Corpora & Data

The toiro.datadownloader module provides easy access to Japanese text classification corpora.

Available Corpora

livedoor News Corpus

Task: Text classification (news category)
Categories: 9 categories
Categories: Topic News, Sports Watch, IT Life Hack, Kaden Channel, MOVIE ENTER, Dokujo Tsushin, S-MAX, livedoor HOMME, Peachy
Source: livedoor News Corpus

Yahoo! Movie Reviews

Task: Sentiment analysis (positive/negative)
Domain: Movie reviews
Format: Review text and rating scores

Amazon Reviews

Task: Sentiment analysis (positive/negative)
Domain: Product reviews
Format: Review text and rating scores

Basic Usage

List available corpora

from toiro import datadownloader

corpora = datadownloader.available_corpus()
print(corpora)
# => ['livedoor_news_corpus', 'yahoo_movie_reviews', 'amazon_reviews']

Download a corpus

datadownloader.download_corpus("livedoor_news_corpus")

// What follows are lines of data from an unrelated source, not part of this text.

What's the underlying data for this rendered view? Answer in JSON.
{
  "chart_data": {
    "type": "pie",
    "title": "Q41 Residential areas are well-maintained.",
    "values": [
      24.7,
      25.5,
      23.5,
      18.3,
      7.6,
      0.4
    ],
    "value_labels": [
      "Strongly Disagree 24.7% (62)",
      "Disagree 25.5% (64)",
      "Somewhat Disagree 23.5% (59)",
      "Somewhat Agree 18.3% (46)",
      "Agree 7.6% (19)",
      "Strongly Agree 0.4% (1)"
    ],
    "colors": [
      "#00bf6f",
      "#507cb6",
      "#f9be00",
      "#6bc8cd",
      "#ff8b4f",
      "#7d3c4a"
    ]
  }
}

Corpora are downloaded to the ~/.toiro/ directory.

Load a corpus

train_df, dev_df, test_df = datadownloader.load_corpus("livedoor_news_corpus")

# Check data
print(f"Train: {len(train_df)} samples")
print(f"Dev: {len(dev_df)} samples")
print(f"Test: {len(test_df)} samples")

# Data structure (pandas DataFrame)
# Column 0: label
# Column 1: text
texts = train_df[1].tolist()
labels = train_df[0].tolist()

Data Preprocessing

Downloaded corpora are provided as pandas DataFrames, pre-split into train/dev/test sets.

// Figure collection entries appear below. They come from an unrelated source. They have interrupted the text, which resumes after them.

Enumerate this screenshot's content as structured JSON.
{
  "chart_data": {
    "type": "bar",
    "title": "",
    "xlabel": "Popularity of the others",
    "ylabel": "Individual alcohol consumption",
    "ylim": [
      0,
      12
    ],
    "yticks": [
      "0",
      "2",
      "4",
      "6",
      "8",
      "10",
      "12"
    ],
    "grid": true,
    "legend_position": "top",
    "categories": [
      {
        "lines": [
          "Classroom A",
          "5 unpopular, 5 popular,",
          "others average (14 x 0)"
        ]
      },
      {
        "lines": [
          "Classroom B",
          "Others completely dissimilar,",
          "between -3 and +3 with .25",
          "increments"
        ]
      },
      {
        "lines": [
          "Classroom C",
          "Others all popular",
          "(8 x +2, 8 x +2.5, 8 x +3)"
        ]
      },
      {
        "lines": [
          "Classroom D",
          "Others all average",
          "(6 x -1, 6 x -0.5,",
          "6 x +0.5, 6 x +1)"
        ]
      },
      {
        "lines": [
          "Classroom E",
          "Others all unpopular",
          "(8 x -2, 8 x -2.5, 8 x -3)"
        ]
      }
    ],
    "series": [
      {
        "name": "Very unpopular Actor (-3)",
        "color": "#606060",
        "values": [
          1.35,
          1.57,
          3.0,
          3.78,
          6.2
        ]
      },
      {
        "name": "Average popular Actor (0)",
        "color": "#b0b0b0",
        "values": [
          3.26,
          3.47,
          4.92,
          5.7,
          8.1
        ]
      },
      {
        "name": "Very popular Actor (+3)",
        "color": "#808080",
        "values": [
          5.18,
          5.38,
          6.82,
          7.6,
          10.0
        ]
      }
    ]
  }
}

# Example: Extract texts only for tokenizer evaluation
texts = train_df[1].tolist()

# Example: Extract labels and texts for classifier training
X_train = train_df[1].tolist()
y_train = train_df[0].tolist()

Data storage location

Downloaded corpora are saved in the ~/.toiro/ directory. Once downloaded, you can load them directly with load_corpus().